A coal-based electricity system not only means a halving of the costs of the electricity supply system favoured by the government but the fundamentally intermittent system is impossible to provide reliability except at horrendous costs involving the totally untried technology of long-term battery storage.

Nor could a renewables-dominated system coexist with the high capital cost electricity supply sources that are coal and nuclear.
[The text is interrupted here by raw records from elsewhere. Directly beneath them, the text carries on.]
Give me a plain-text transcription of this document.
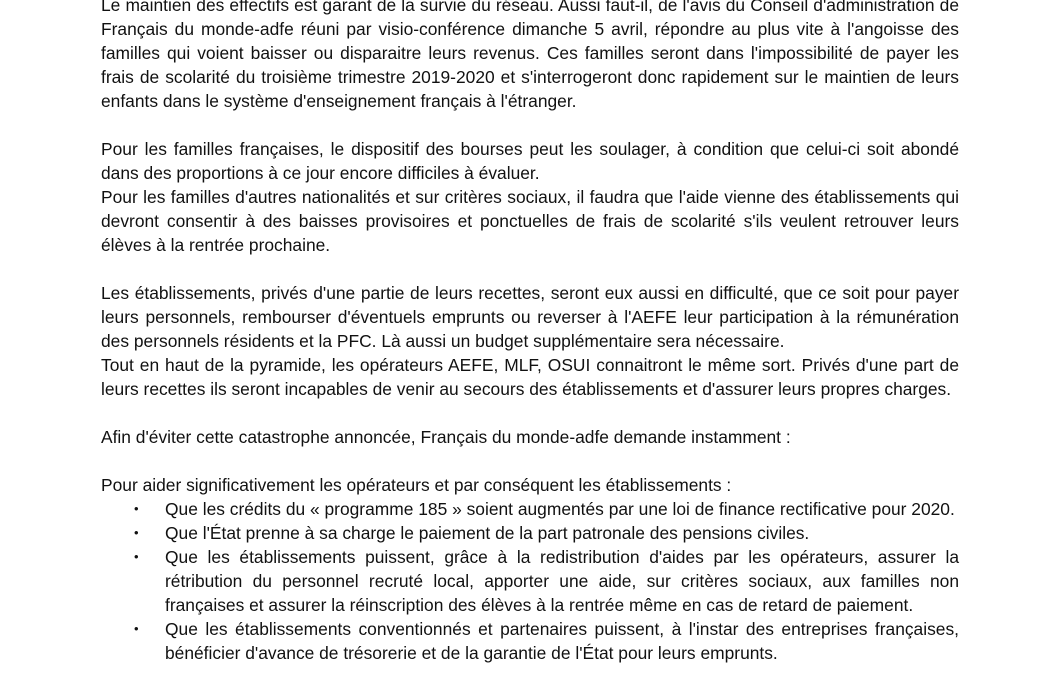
Le maintien des effectifs est garant de la survie du réseau. Aussi faut-il, de l'avis du Conseil d'administration de Français du monde-adfe réuni par visio-conférence dimanche 5 avril, répondre au plus vite à l'angoisse des familles qui voient baisser ou disparaitre leurs revenus. Ces familles seront dans l'impossibilité de payer les frais de scolarité du troisième trimestre 2019-2020 et s'interrogeront donc rapidement sur le maintien de leurs enfants dans le système d'enseignement français à l'étranger.

Pour les familles françaises, le dispositif des bourses peut les soulager, à condition que celui-ci soit abondé dans des proportions à ce jour encore difficiles à évaluer.

Pour les familles d'autres nationalités et sur critères sociaux, il faudra que l'aide vienne des établissements qui devront consentir à des baisses provisoires et ponctuelles de frais de scolarité s'ils veulent retrouver leurs élèves à la rentrée prochaine.

Les établissements, privés d'une partie de leurs recettes, seront eux aussi en difficulté, que ce soit pour payer leurs personnels, rembourser d'éventuels emprunts ou reverser à l'AEFE leur participation à la rémunération des personnels résidents et la PFC. Là aussi un budget supplémentaire sera nécessaire.

Tout en haut de la pyramide, les opérateurs AEFE, MLF, OSUI connaitront le même sort. Privés d'une part de leurs recettes ils seront incapables de venir au secours des établissements et d'assurer leurs propres charges.

Afin d'éviter cette catastrophe annoncée, Français du monde-adfe demande instamment :

Pour aider significativement les opérateurs et par conséquent les établissements :

• Que les crédits du « programme 185 » soient augmentés par une loi de finance rectificative pour 2020.
• Que l'État prenne à sa charge le paiement de la part patronale des pensions civiles.
• Que les établissements puissent, grâce à la redistribution d'aides par les opérateurs, assurer la rétribution du personnel recruté local, apporter une aide, sur critères sociaux, aux familles non françaises et assurer la réinscription des élèves à la rentrée même en cas de retard de paiement.
• Que les établissements conventionnés et partenaires puissent, à l'instar des entreprises françaises, bénéficier d'avance de trésorerie et de la garantie de l'État pour leurs emprunts.
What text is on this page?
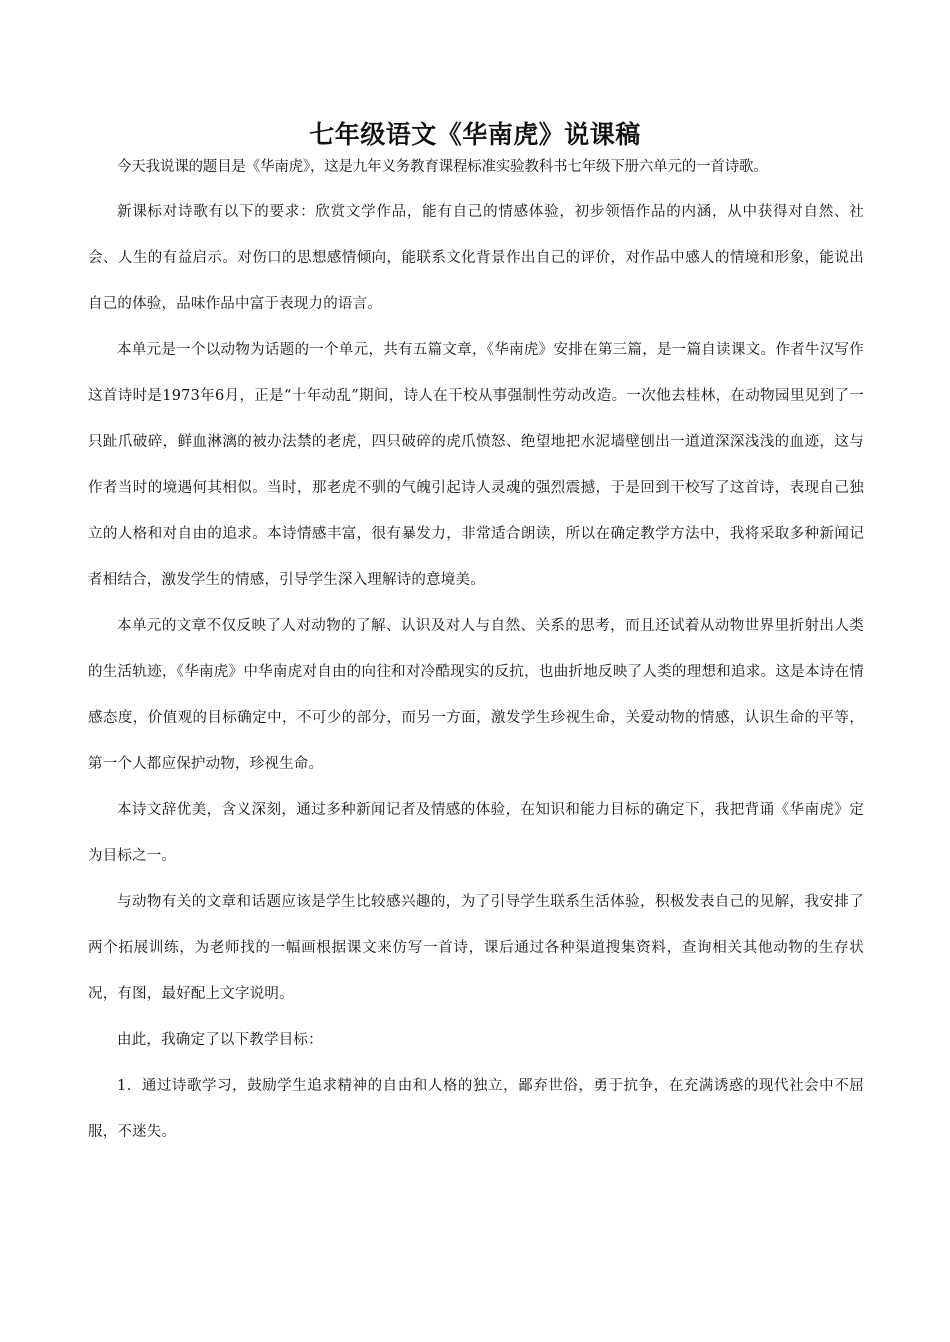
七年级语文《华南虎》说课稿

今天我说课的题目是《华南虎》，这是九年义务教育课程标准实验教科书七年级下册六单元的一首诗歌。

新课标对诗歌有以下的要求：欣赏文学作品，能有自己的情感体验，初步领悟作品的内涵，从中获得对自然、社会、人生的有益启示。对伤口的思想感情倾向，能联系文化背景作出自己的评价，对作品中感人的情境和形象，能说出自己的体验，品味作品中富于表现力的语言。

本单元是一个以动物为话题的一个单元，共有五篇文章，《华南虎》安排在第三篇，是一篇自读课文。作者牛汉写作这首诗时是1973年6月，正是“十年动乱”期间，诗人在干校从事强制性劳动改造。一次他去桂林，在动物园里见到了一只趾爪破碎，鲜血淋漓的被办法禁的老虎，四只破碎的虎爪愤怒、绝望地把水泥墙壁刨出一道道深深浅浅的血迹，这与作者当时的境遇何其相似。当时，那老虎不驯的气魄引起诗人灵魂的强烈震撼，于是回到干校写了这首诗，表现自己独立的人格和对自由的追求。本诗情感丰富，很有暴发力，非常适合朗读，所以在确定教学方法中，我将采取多种新闻记者相结合，激发学生的情感，引导学生深入理解诗的意境美。

本单元的文章不仅反映了人对动物的了解、认识及对人与自然、关系的思考，而且还试着从动物世界里折射出人类的生活轨迹，《华南虎》中华南虎对自由的向往和对冷酷现实的反抗，也曲折地反映了人类的理想和追求。这是本诗在情感态度，价值观的目标确定中，不可少的部分，而另一方面，激发学生珍视生命，关爱动物的情感，认识生命的平等，第一个人都应保护动物，珍视生命。

本诗文辞优美，含义深刻，通过多种新闻记者及情感的体验，在知识和能力目标的确定下，我把背诵《华南虎》定为目标之一。

与动物有关的文章和话题应该是学生比较感兴趣的，为了引导学生联系生活体验，积极发表自己的见解，我安排了两个拓展训练，为老师找的一幅画根据课文来仿写一首诗，课后通过各种渠道搜集资料，查询相关其他动物的生存状况，有图，最好配上文字说明。

由此，我确定了以下教学目标：

1．通过诗歌学习，鼓励学生追求精神的自由和人格的独立，鄙弃世俗，勇于抗争，在充满诱惑的现代社会中不屈服，不迷失。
Those generators can only be economic if they operate at around 90 per cent. Spreading the capital cost over lower outputs wrecks their economics. Coal and nuclear, unlike hydro (which has limited fuel supply) and gas (which has lower capital costs), do not complement wind and solar. Or, at least they do not do so if they are obliged to back-off when there is ample wind and solar.

I believe it is wrong to claim, as others have, that ‘nuclear can provide the steady baseload power needed to complement intermittent sources like wind and solar’. Frontier Economics recognises this and its modelling implicitly forces renewable energy supplies to back-off when nuclear is available. This, together with the constricted increased transmission building that Frontier Economics proposes, is recognised by the chorus of opposition to Frontier Economics’s proposal from the renewable industry’s subsidy-seekers.

Finally, forecasts 30 years ahead in the electricity market have been markedly inaccurate. The aforementioned Switkowski report pictured the 2029/30 electricity supply to be 69 per cent coal and 22 per cent gas; wind and solar were seen as contributing 2 per cent. For 2024, wind and solar have 28 per cent, coal 46 per cent and gas 19 per cent.